First results expected for 2025
It is intended to initially administer Vaxinia as monotherapy. Participants will receive low doses of the treatment by direct (intratumoral) injection or intravenously. Once acceptable safety has been demonstrated in this small group of patients, some other participants will receive Vaxinia in combination with pembrolizumab — a monoclonal antibody specifically directed against the PD-L1 checkpoint.
Like any phase 1 trial, the objective is to test the safety of the product, its tolerance and to identify any adverse effects. It will also be used to determine the dose and frequency of administration of the treatment.
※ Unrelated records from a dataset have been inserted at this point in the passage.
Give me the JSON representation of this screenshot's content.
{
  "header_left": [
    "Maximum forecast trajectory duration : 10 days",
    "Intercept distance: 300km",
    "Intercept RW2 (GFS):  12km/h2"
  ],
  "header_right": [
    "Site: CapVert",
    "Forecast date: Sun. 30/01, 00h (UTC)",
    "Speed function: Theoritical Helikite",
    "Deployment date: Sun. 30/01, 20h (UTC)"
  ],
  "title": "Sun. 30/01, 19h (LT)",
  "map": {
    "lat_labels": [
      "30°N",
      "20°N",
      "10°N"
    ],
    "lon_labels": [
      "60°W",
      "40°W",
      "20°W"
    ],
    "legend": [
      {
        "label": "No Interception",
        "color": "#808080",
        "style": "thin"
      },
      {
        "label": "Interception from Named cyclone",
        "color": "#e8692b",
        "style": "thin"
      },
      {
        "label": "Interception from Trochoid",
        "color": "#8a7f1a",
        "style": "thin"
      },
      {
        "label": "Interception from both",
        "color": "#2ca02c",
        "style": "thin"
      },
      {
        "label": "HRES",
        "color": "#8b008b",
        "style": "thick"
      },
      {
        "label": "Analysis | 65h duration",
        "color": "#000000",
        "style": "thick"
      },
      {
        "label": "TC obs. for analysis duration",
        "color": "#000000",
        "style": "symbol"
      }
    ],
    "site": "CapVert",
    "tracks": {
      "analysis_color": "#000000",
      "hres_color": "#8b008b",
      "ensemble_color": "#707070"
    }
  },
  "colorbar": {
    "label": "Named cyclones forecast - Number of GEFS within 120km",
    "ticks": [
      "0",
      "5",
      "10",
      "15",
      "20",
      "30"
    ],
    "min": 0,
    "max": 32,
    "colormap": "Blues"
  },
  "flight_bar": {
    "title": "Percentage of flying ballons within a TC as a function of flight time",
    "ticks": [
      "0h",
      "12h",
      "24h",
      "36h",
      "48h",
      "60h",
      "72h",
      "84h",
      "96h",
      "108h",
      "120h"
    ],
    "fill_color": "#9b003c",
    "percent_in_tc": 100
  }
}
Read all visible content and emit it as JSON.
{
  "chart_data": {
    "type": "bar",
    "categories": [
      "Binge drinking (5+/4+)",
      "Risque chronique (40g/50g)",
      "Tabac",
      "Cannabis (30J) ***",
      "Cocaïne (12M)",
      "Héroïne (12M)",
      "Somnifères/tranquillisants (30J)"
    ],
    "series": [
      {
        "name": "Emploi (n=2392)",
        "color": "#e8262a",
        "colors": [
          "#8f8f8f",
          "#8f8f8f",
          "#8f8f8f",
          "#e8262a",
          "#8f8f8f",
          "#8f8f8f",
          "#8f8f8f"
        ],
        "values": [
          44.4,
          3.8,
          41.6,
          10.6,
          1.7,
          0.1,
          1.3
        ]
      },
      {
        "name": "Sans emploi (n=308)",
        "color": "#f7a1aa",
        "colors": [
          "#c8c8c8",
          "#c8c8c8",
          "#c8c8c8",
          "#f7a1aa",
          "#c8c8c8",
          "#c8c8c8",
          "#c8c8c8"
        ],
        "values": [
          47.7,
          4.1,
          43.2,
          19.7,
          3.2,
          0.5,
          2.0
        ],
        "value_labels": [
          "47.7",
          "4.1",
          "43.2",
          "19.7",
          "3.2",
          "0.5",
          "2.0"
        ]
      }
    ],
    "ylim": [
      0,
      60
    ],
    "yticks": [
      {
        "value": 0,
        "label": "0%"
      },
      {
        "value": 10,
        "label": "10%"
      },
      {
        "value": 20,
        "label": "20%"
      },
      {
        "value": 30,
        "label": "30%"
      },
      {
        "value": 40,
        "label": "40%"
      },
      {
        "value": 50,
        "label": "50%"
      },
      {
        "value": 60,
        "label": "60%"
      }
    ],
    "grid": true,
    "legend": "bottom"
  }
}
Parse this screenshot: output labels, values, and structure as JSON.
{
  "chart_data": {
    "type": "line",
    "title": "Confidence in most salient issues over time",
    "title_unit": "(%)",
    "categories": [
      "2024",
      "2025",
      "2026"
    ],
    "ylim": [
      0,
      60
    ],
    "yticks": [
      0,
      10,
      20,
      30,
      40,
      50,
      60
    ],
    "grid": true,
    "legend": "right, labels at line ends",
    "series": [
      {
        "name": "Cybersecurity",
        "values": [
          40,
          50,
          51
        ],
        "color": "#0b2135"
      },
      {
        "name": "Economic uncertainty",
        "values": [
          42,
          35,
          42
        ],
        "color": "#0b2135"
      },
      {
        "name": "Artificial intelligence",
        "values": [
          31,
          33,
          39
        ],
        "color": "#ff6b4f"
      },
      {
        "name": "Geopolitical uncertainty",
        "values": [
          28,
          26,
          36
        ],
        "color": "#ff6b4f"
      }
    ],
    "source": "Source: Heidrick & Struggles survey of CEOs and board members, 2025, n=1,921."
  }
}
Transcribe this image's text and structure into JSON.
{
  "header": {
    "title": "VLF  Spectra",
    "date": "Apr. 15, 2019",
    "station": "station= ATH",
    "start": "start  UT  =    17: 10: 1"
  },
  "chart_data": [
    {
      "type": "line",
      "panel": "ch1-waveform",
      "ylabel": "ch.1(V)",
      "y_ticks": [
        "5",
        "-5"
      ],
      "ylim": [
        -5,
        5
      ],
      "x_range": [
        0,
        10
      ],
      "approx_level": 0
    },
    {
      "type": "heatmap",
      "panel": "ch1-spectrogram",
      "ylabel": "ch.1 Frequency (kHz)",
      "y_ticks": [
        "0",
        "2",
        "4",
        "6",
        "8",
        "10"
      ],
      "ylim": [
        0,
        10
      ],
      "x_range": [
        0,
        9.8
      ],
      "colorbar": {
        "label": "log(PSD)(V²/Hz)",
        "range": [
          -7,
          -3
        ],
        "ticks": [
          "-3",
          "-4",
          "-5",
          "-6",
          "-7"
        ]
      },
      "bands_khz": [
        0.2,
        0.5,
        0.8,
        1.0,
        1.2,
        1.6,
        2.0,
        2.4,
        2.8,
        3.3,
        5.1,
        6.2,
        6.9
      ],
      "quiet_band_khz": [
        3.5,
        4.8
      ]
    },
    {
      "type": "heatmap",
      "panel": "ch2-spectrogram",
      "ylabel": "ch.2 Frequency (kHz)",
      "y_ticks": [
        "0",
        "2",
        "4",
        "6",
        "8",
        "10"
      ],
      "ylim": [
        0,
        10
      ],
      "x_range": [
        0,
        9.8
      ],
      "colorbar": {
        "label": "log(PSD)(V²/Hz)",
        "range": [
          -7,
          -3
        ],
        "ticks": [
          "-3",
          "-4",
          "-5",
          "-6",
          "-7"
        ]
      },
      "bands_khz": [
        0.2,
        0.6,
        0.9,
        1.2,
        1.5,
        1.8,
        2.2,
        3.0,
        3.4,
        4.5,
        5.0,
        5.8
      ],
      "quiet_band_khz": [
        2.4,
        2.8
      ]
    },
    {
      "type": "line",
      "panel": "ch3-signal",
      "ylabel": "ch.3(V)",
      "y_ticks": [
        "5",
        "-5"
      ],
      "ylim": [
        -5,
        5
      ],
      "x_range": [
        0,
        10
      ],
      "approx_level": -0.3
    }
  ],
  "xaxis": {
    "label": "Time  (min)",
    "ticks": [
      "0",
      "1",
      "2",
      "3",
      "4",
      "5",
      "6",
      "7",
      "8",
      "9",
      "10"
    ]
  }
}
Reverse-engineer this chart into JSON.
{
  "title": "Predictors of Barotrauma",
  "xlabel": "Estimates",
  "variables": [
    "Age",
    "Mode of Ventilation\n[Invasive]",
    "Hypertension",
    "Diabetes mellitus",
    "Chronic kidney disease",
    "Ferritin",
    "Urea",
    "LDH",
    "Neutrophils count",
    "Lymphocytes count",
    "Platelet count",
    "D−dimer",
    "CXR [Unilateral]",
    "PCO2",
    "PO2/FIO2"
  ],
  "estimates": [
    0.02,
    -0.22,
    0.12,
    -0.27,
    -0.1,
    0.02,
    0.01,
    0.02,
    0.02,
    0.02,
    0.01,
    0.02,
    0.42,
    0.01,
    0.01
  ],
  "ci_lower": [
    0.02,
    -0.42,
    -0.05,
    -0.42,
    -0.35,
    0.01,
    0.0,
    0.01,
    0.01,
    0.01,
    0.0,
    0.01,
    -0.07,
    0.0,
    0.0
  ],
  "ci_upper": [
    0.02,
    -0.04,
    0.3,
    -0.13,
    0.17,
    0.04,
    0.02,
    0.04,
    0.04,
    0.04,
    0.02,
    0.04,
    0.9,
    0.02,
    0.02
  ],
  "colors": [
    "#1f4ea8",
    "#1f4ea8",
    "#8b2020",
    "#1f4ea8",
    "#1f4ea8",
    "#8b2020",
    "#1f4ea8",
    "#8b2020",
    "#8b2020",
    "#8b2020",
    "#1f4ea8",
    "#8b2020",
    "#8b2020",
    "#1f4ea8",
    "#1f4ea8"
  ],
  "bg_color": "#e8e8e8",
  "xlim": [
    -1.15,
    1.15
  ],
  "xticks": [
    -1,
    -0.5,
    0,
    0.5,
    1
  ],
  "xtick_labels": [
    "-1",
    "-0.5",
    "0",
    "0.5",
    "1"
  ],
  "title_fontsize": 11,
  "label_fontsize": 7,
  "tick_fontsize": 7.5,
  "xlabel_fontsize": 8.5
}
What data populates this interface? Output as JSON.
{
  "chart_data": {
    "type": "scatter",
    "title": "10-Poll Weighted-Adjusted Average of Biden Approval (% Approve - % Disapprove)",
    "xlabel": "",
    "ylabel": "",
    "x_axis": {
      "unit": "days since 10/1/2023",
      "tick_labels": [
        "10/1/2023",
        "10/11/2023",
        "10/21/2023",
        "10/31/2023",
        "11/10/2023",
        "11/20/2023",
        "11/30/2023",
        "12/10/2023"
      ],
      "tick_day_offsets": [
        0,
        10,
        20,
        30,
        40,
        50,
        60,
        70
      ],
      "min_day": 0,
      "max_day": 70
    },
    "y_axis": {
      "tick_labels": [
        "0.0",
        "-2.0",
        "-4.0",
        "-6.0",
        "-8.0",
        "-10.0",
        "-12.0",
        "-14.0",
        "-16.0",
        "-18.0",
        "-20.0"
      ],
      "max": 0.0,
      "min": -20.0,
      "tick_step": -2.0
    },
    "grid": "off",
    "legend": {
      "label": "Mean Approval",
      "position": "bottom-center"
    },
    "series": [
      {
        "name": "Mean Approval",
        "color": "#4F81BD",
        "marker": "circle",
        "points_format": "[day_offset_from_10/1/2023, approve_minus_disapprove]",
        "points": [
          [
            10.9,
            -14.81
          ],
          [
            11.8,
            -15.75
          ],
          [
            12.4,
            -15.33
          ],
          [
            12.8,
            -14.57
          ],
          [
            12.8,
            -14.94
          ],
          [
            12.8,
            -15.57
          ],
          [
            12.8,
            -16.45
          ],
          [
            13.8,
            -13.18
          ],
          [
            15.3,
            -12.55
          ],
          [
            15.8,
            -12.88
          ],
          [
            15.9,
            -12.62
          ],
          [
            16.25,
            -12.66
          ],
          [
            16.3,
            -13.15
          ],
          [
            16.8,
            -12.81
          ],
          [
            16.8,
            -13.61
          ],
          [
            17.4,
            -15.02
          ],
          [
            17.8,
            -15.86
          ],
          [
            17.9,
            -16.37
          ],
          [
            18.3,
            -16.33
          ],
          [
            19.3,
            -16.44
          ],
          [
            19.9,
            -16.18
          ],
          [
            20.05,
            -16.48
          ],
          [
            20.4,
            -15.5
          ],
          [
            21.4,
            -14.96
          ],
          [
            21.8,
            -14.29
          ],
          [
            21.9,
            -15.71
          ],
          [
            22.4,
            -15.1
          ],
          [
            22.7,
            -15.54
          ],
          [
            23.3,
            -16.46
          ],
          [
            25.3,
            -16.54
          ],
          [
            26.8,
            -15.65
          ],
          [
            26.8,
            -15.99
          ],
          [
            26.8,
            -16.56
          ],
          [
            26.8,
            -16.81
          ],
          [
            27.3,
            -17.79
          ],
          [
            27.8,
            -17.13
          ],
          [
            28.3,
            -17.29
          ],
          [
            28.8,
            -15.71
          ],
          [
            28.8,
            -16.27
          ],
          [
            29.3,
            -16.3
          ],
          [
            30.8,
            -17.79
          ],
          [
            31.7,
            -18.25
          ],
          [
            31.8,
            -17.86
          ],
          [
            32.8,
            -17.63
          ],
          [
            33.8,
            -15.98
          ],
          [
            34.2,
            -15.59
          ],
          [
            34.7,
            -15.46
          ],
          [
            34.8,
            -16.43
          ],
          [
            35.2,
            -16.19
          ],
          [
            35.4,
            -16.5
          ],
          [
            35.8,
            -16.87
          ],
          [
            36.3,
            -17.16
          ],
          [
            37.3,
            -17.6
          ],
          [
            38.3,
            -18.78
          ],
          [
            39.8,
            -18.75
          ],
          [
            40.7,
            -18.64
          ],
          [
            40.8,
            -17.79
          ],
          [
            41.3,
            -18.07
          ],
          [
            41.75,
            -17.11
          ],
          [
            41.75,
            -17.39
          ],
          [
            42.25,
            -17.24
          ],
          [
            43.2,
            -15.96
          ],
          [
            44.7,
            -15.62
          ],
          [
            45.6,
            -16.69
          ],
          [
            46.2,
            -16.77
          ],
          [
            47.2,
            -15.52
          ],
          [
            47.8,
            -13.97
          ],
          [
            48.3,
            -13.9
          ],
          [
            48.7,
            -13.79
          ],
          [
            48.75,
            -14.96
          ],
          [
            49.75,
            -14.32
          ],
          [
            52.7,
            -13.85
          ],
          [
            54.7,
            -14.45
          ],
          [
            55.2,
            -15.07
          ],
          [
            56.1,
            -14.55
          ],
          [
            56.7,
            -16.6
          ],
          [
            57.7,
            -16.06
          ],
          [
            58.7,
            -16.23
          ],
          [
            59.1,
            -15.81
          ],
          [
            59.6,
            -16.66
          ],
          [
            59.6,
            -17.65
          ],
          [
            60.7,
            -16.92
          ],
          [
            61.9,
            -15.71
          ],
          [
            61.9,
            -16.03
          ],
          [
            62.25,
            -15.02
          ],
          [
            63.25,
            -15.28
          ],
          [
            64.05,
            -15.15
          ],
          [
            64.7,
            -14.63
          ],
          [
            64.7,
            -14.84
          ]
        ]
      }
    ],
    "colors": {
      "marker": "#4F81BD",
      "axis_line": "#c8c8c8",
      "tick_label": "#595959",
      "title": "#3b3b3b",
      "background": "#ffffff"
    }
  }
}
The trial is expected to last two years in total (the end of data collection is set for December 2024). CF33 had been successfully tested in mouse models of colon cancer; the researchers observed at the time “an increased influx of lymphocytes and macrophages into the tumors”, as well as durable tumor regression and long-term survival. However, it is impossible to say for the moment that the treatment will show the same effectiveness in humans.
If CF33-hNIS proves safe, well tolerated and effective, it could help improve the quality of life of patients with cancers that are difficult to treat with current therapeutic approaches. It should be noted that another oncolytic virus, approved by the Food and Drug Administration, is already used as a treatment for advanced melanoma: it is talimogene laherparepvec (T-VEC), a modified version of the virus ‘herpes. Its direct intratumoral injection triggers local and systemic immunological responses leading to the death of tumor cells.